Home Nasional Seribu Lebih Jurnalis Perempuan Alami Kekerasan: Mayoritas Body Shaming, 22 Persen Serangan Seksual

Seribu Lebih Jurnalis Perempuan Alami Kekerasan: Mayoritas Body Shaming, 22 Persen Serangan Seksual

Yogyakarta, Gatra.com - Sebanyak 1.077 jurnalis perempuan pernah mengalami kekerasan sepanjang karier jurnalistik mereka. Lebih dari separuh responden mengalami body shaming, 40 persen pelecehan lisan bersifat seksual dan 22 persen serangan fisik seksual.

Hal itu menjadi temuan lembaga Pemantau Regulasi dan Regulator Media (PR2Media) dalam survei nasional “Kekerasan terhadap Jurnalis Perempuan Indonesia” yang diluncurkan pada Sabtu (11/12) secara daring.

“Temuan memprihatinkan ini perlu menjadi tanda bahaya bagi seluruh pemangku kepentingan pers, untuk semakin menyadari fenomena yang sudah lama dirasakan tapi belum terkonfirmasi,” kata peneliti PR2Media, Engelbertus Wendratama, dalam keterangan tertulis yang diterima Gatra.com.

Survei yang digelar pada Agustus-September itu menemukan, 85,7 persen dari 1.256 jurnalis perempuan Indonesia pernah mengalami aneka bentuk kekerasan.

Survei dilakukan secara daring terhadap 1.256 jurnalis perempuan di 191 kota/kabupaten di Indonesia wilayah bagian barat, tengah, dan timur.
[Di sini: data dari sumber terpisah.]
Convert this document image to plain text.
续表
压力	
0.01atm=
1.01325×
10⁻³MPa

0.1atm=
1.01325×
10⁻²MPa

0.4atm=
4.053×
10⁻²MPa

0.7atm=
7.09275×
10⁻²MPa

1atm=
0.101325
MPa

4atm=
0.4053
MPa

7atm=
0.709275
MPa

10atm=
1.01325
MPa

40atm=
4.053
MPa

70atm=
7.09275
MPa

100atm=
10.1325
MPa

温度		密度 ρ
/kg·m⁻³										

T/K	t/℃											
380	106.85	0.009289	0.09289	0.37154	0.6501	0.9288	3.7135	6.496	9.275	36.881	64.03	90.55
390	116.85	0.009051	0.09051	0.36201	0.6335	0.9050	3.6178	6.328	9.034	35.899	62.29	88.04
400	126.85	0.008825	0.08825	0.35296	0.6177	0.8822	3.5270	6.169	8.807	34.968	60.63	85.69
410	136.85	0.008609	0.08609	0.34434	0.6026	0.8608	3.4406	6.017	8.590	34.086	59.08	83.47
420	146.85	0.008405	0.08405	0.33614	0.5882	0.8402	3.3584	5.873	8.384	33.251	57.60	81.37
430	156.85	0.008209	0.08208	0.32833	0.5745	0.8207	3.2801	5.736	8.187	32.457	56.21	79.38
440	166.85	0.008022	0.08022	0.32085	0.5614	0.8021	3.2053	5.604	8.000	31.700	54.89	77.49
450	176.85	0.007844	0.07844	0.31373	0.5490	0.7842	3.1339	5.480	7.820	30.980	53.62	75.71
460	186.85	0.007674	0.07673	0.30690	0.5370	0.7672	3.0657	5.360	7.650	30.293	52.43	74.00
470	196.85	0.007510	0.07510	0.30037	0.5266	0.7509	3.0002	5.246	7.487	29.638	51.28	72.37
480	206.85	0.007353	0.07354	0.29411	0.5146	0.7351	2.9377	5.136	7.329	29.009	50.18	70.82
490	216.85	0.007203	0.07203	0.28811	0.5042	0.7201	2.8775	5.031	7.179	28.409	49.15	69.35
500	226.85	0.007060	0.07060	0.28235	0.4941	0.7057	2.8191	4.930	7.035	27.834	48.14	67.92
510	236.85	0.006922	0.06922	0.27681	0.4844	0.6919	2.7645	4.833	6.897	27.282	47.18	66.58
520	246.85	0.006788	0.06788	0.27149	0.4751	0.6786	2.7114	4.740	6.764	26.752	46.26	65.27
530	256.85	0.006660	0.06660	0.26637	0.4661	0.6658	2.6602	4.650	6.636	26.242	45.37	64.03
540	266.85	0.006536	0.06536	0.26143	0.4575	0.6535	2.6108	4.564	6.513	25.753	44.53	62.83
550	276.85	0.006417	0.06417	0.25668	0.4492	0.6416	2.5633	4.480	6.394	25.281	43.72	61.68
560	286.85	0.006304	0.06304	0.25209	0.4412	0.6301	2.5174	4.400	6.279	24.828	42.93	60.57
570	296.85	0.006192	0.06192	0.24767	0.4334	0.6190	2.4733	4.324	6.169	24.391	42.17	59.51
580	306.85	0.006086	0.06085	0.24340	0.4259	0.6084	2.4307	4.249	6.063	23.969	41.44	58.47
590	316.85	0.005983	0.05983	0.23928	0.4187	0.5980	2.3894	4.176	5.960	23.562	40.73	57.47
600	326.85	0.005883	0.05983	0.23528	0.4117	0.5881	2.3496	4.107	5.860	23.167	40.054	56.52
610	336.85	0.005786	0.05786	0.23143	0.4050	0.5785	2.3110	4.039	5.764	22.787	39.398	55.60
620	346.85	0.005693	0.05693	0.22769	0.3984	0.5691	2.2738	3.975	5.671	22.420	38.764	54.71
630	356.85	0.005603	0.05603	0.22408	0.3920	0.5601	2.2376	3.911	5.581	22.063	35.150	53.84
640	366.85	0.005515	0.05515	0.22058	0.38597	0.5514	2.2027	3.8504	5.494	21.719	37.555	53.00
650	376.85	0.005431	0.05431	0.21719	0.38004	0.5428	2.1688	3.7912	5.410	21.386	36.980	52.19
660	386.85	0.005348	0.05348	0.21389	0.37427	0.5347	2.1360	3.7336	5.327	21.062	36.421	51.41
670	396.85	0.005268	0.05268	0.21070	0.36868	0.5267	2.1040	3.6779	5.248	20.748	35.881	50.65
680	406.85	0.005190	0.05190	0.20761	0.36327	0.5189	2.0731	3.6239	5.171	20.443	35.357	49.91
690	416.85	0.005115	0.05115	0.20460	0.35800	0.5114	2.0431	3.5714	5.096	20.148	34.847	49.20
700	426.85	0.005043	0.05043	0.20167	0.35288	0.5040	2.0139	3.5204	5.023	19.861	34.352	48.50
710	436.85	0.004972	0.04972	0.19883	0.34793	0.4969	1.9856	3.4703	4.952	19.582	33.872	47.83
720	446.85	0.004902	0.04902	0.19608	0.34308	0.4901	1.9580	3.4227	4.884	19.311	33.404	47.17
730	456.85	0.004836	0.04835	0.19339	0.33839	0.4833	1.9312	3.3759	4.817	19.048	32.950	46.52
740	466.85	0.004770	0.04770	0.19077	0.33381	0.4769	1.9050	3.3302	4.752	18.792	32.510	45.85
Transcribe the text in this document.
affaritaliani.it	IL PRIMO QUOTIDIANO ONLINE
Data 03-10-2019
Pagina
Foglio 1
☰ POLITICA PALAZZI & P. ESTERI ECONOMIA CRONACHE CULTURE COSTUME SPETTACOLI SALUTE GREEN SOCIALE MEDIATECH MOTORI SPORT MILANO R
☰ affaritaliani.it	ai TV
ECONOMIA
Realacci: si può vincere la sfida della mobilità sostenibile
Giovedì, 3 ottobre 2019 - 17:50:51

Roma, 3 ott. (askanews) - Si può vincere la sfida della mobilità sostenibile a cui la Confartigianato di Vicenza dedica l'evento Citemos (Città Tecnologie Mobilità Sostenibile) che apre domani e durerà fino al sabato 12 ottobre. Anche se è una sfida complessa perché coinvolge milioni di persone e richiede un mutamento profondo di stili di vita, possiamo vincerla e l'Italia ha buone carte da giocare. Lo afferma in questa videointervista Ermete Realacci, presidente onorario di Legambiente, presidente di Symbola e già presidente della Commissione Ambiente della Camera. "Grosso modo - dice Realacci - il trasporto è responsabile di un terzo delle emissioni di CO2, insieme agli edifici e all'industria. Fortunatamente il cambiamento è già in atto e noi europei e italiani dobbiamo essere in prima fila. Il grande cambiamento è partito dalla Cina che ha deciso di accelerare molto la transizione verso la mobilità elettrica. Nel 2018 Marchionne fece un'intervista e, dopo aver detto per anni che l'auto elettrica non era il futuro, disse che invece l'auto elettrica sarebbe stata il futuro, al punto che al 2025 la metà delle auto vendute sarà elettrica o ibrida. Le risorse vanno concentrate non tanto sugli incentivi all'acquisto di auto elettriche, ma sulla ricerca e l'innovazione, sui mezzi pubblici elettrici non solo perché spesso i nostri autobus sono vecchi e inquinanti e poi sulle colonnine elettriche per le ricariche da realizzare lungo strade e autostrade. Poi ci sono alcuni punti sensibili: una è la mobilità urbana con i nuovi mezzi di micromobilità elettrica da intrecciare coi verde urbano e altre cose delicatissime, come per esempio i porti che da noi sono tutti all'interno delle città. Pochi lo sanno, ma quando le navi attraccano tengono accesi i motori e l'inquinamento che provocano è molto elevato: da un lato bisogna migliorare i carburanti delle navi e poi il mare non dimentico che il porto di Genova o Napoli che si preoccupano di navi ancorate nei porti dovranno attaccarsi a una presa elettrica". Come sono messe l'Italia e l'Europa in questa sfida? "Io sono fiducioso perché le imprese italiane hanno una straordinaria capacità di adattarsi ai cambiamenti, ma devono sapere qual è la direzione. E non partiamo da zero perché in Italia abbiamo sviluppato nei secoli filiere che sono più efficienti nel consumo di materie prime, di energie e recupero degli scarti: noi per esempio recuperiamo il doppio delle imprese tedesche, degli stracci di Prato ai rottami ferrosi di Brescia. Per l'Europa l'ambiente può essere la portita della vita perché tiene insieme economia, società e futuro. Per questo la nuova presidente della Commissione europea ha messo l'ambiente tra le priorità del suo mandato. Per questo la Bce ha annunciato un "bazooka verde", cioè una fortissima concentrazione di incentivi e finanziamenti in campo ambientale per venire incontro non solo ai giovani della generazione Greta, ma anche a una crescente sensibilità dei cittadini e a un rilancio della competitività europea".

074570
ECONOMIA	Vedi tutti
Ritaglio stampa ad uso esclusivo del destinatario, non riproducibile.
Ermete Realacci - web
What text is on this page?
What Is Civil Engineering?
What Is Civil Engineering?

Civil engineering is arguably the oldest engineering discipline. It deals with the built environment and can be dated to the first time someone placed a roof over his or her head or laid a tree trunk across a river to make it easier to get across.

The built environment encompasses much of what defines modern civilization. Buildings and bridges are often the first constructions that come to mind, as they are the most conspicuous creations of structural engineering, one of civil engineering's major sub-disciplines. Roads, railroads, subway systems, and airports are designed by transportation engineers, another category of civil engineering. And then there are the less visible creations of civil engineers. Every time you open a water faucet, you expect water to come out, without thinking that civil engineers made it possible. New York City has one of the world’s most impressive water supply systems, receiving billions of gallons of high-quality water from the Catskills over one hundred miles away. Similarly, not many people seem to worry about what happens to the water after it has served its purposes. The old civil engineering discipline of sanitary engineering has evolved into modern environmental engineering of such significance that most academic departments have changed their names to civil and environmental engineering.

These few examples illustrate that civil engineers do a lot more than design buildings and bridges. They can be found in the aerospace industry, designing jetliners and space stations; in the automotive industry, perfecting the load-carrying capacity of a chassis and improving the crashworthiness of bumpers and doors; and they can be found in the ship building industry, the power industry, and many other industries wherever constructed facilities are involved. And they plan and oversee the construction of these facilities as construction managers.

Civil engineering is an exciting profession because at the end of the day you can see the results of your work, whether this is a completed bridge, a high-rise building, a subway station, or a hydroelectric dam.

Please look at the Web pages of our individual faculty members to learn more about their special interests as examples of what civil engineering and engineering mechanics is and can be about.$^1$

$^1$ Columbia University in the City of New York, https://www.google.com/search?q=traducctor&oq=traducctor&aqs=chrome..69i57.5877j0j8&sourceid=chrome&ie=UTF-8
Dari 1.077 jurnalis perempuan yang pernah mengalami kekerasan, sebanyak 880 responden atau 70,1 persen pernah mengalami kekerasan di ranah digital sekaligus di ranah fisik. Hanya 179 jurnalis atau 14,3 persen yang tidak pernah mengalami kekerasan sama sekali.

“Data nasional ini mengonfirmasi cerita-cerita individual yang beredar luas bahwa banyak jurnalis perempuan Indonesia mengalami berbagai kekerasan,” imbuh Wendratama.

Survei tersebut juga menemukan bahwa bentuk kekerasan sangat beragam, yakni bersifat seksual maupun non-seksual, di ranah digital dan ranah fisik, termasuk adanya diskriminasi gender terhadap jurnalis perempuan di kantor.

Rahayu, koordinator survei PR2Media, menjelaskan, hasil survei juga mengindikasikan tren bahwa semakin banyak responden, temuan angka kekerasan makin bertambah.

“Jadi jika jumlah responden ditambah, angka pengalaman kekerasan itu juga ikut naik. Ini tentu tantangan yang urgen, karena data ini merepresentasikan Indonesia,” kata Rahayu.

Ia memaparkan, dari 16 bentuk kekerasan di ranah digital dan ranah fisik yang ditanyakan dalam survei, bentuk kekerasan yang paling banyak dialami oleh responden adalah komentar body shaming secara fisik. Jumlahnya lebih dari separuh, yakni 59 persen.

Selain itu, ada komentar mengganggu/melecehkan bersifat non-seksual secara daring (48%) dan komentar body shaming secara daring (45%).

Kekerasan dalam bentuk ancaman atau pelecehan lisan yang bersifat seksual juga relatif besar yakni 40 persen, sedangkan ancaman atau pelecehan lisan yang bersifat non-seksual 37 persen.

Jurnalis perempuan juga mendapat komentar mengganggu/melecehkan bersifat seksual secara daring (34%), diskriminasi gender di kantor (32%), penyebaran misinformasi/fitnah secara daring (28%), bahkan penghinaan terkait suku/ agama/ras secara daring (22%).

Yang tak kalah memprihatinkan, serangan fisik yang bersifat seksual dialami oleh 22 persen jurnalis perempuan.

Rahayu menjelaskan, selain riset berupa survei dan wawancara, PR2Media juga menyusun modul juga menggelar pelatihan dan kampanye terkait kekerasan terhadap jurnalis perempuan Indonesia. Agenda ini digelar Agustus hingga Desember 2021 dengan dukungan USAID dan Internews.

Ketua PR2Media, Masduki, berharap temuan penelitian ini dapat digunakan oleh pemangku kepentingan, mulai dari jurnalis, Dewan Pers, peneliti, organisasi media, lembaga advokasi, hingga pemerintah dan Komisi I DPR RI.

"Temuan riset ini dapat menjadi basis untuk melakukan langkah lebih lanjut untuk menanggapi kasus-kasus kekerasan terhadap jurnalis perempuan di Indonesia," kata dia.